Bahkan yang lebih penting lagi, Direktur Sekolah Tarialan merasakan antusiasme kami untuk meningkatkan kewaspadaan terhadap pentingnya higienitas dan sanitasi. Sembari mengajarkan saya permainan khas Mongolia, ia mengatakan kepada saya betapa bangganya ia akan peranan kelompok kesehatan sekolahnya dalam mempromosikan higienitas.
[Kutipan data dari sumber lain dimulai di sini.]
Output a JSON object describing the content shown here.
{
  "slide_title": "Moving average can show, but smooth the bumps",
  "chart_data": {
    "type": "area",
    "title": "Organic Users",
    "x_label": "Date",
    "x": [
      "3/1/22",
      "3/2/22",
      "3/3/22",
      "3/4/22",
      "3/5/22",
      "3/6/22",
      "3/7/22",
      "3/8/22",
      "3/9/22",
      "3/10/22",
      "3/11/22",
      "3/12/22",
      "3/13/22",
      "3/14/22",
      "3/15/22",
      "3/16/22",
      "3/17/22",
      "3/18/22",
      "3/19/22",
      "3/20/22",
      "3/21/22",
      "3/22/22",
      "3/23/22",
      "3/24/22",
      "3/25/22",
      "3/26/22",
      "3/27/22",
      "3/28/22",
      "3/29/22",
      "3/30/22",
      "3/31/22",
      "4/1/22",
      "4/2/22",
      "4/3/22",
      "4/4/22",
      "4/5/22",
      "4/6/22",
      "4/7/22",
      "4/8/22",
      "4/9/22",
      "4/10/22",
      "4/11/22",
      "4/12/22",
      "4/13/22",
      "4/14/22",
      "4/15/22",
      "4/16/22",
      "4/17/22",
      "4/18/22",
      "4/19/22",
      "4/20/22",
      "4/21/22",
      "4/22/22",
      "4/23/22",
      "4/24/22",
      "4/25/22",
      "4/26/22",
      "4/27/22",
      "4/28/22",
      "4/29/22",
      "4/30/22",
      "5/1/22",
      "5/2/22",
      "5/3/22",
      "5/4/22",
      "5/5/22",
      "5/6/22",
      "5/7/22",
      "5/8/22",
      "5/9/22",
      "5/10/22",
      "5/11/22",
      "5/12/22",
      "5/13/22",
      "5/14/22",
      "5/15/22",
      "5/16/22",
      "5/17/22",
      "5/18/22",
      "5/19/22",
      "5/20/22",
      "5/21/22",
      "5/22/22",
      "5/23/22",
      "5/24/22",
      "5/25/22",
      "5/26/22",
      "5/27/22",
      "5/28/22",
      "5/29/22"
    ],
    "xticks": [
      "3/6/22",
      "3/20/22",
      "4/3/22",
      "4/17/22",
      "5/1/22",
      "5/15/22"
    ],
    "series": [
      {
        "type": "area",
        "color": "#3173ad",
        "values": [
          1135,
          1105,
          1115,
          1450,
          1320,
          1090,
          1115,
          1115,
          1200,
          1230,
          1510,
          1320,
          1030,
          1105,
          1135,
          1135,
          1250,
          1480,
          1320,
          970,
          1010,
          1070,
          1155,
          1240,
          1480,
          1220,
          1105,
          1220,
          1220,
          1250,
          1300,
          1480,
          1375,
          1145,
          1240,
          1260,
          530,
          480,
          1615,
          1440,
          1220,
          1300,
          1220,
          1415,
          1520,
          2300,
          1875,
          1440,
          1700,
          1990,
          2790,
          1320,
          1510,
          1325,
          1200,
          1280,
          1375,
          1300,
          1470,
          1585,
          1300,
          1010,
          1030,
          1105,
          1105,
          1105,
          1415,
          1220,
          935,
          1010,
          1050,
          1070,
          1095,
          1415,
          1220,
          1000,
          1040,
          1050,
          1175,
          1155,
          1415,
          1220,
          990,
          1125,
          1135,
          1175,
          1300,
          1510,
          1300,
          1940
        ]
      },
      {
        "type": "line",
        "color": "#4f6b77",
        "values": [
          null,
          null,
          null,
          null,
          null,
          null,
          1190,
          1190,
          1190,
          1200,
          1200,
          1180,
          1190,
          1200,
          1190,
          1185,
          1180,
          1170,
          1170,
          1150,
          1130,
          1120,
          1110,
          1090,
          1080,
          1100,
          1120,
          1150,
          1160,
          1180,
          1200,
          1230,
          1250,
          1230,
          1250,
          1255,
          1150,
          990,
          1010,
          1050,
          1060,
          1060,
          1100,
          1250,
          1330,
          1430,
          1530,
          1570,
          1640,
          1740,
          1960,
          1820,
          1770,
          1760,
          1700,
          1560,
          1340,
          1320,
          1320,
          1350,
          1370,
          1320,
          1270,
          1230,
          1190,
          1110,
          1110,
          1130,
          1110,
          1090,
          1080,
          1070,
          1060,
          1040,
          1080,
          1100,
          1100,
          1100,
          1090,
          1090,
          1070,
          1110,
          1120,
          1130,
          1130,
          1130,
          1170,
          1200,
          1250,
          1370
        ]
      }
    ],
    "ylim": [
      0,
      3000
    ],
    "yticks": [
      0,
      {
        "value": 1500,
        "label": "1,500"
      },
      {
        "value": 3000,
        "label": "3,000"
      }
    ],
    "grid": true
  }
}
Guru-gurunya mengintegrasikan pelajaran tentang higienitas ke dalam kurikulum setelah mengikuti kursus kampanye higienitas UNICEF, dan ia memastikan bahwa anggaran sekolah menjamin pendanaan yang cukup bagi perawatan berkala bagi fasilitas tersebut.

Menyaksikan sendiri manfaat toilet dan mandi di sekolahnya, Direktur Tarialan tak ingin para muridnya kembali menggunakan toilet luar ruang yang beku dan berbahaya. Ini benar-benar sebuah kemajuan, dengan sekolah yang mengambil alih kepemilikan dan tanggung jawab atas fasilitas baru tersebut.

Tantangannya kini, membuat Pemerintah Mongolia mereplikasi model ini ke seluruh sekolah di negara itu.

(Sam kini telah kembali ke Australia dan bekerja sebagai insinyur desain air dan sanitasi. Ia mengatakan, pengalamannya di Mongolia memberinya masukan berharga mengenai sistem WASH di negara berkembang, dan membantunya menghargai kehidupan di Australia).